I argue that this is a patronising attitude. It may work for some people for whom blogging is a hobby. Indeed, I run a number of personal blogs for which I wouldn't expect to get paid. But as a working journalist and cultural critic, I would like to earn a living from my research, my innovative ideas, my authoritatively argued opinions and my analytical abilities. These are my tools of trade. And I believe that bloggers writing this sort of material should learn to put a dollar value on the work they publish.



This is why I am adding this button to my sidebar. I'll keep posting here for free, but I will ask for a reasonable pay rate if any editors should be interested either in republishing my posts or in commissioning stories from me.
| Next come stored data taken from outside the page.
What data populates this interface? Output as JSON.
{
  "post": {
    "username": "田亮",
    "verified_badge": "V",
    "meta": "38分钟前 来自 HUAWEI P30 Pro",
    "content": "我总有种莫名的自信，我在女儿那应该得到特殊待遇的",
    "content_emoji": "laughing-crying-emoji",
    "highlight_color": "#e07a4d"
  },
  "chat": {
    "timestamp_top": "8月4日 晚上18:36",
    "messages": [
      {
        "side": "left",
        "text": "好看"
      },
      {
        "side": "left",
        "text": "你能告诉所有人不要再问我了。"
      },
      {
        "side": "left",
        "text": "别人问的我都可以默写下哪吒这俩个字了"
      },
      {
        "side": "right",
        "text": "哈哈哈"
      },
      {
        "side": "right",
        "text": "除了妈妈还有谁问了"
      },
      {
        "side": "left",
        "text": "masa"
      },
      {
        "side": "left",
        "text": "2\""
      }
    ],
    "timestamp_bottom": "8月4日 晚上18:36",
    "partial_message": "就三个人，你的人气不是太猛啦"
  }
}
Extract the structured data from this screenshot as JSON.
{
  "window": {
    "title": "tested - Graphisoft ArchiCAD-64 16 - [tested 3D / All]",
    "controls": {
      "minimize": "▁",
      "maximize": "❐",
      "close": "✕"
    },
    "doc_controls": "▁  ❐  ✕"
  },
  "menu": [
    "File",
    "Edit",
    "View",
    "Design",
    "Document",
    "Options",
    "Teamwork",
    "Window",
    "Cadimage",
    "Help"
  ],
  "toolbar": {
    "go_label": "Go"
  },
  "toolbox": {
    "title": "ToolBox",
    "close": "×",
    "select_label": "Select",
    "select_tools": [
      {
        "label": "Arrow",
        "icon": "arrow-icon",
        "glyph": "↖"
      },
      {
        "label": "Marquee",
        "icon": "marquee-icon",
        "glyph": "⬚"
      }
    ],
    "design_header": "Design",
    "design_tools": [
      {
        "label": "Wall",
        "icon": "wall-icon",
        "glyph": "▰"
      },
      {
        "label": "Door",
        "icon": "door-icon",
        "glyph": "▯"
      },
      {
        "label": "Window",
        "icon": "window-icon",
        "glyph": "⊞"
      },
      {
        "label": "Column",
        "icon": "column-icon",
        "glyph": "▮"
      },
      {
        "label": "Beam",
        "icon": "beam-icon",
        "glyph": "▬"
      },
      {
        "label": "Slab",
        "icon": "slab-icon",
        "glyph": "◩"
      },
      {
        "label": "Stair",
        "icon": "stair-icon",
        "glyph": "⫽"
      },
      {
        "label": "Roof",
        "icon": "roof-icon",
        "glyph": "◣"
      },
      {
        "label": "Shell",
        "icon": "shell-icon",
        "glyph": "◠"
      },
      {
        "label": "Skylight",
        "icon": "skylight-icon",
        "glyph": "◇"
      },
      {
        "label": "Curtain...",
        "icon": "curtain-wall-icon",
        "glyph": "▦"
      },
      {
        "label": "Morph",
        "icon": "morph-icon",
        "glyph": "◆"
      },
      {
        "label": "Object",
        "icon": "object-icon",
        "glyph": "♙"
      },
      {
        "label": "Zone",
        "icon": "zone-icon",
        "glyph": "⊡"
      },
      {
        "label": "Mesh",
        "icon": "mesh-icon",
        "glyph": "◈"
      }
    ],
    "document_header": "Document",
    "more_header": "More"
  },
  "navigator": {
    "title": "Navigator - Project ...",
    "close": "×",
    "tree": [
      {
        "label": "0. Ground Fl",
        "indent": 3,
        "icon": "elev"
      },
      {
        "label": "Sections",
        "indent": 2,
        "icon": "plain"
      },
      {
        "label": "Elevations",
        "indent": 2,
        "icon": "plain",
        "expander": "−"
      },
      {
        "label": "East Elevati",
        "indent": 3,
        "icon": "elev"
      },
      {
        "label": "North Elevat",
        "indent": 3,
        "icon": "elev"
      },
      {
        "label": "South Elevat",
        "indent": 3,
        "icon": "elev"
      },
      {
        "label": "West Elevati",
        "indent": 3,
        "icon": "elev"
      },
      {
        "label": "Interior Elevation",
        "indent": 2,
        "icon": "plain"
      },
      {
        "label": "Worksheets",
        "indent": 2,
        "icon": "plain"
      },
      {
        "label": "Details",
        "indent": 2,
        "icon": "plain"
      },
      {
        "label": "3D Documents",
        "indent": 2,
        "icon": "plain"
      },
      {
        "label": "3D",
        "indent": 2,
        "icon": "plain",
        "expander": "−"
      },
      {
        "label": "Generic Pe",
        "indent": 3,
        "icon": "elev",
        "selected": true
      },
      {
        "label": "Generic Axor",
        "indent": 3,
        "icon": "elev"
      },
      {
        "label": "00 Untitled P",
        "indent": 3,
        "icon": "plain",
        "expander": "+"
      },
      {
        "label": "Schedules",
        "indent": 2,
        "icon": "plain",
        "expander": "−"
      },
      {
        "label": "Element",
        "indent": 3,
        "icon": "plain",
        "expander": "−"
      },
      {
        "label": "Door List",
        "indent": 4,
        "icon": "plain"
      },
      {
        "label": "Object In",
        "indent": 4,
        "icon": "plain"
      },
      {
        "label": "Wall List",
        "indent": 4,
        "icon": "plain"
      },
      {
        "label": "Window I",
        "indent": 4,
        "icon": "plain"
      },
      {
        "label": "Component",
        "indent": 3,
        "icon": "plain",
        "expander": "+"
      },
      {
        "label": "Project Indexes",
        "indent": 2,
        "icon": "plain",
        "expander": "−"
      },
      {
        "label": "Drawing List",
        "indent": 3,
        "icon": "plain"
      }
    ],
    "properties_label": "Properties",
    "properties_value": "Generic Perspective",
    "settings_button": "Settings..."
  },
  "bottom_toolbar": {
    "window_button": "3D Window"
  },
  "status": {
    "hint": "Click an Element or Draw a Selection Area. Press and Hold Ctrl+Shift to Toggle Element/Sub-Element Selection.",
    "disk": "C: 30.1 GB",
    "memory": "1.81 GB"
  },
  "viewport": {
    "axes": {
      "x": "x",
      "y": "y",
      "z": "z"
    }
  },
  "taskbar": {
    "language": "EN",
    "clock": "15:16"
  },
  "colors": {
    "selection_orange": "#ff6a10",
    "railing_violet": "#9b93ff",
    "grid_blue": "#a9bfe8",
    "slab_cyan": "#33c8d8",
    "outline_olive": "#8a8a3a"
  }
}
I believe that if enough bloggers are polite but firm about this, there is no reason that bloggers can't be content providers. And this more equal industrial relationship ought to be the future of online content provision.

2 comments:

Anonymous said...

Hear hear. It's time to start taking these "partnership" ventures more seriously - especially when others will be profiting from your content without offering "compensation".

Call me old fashioned but I believe a link is about good content and one does not cutXpaste great swathes of content without offering something in return.

Blogging should always be free to read but the time has come for bloggers to read the fine print, and acknowledge that if our republished content is making money for other parties then we need to be compensated.

By the way your site is nice and chunky food for thought and well worth a link and further perusal.

Rebecca said...

Hi! I got here via Danielle's blog and, well, being the rank amateur that I am, will have to think this through.

Thanks for giving me something to think about.

Now I'm off to look around your blog somemore.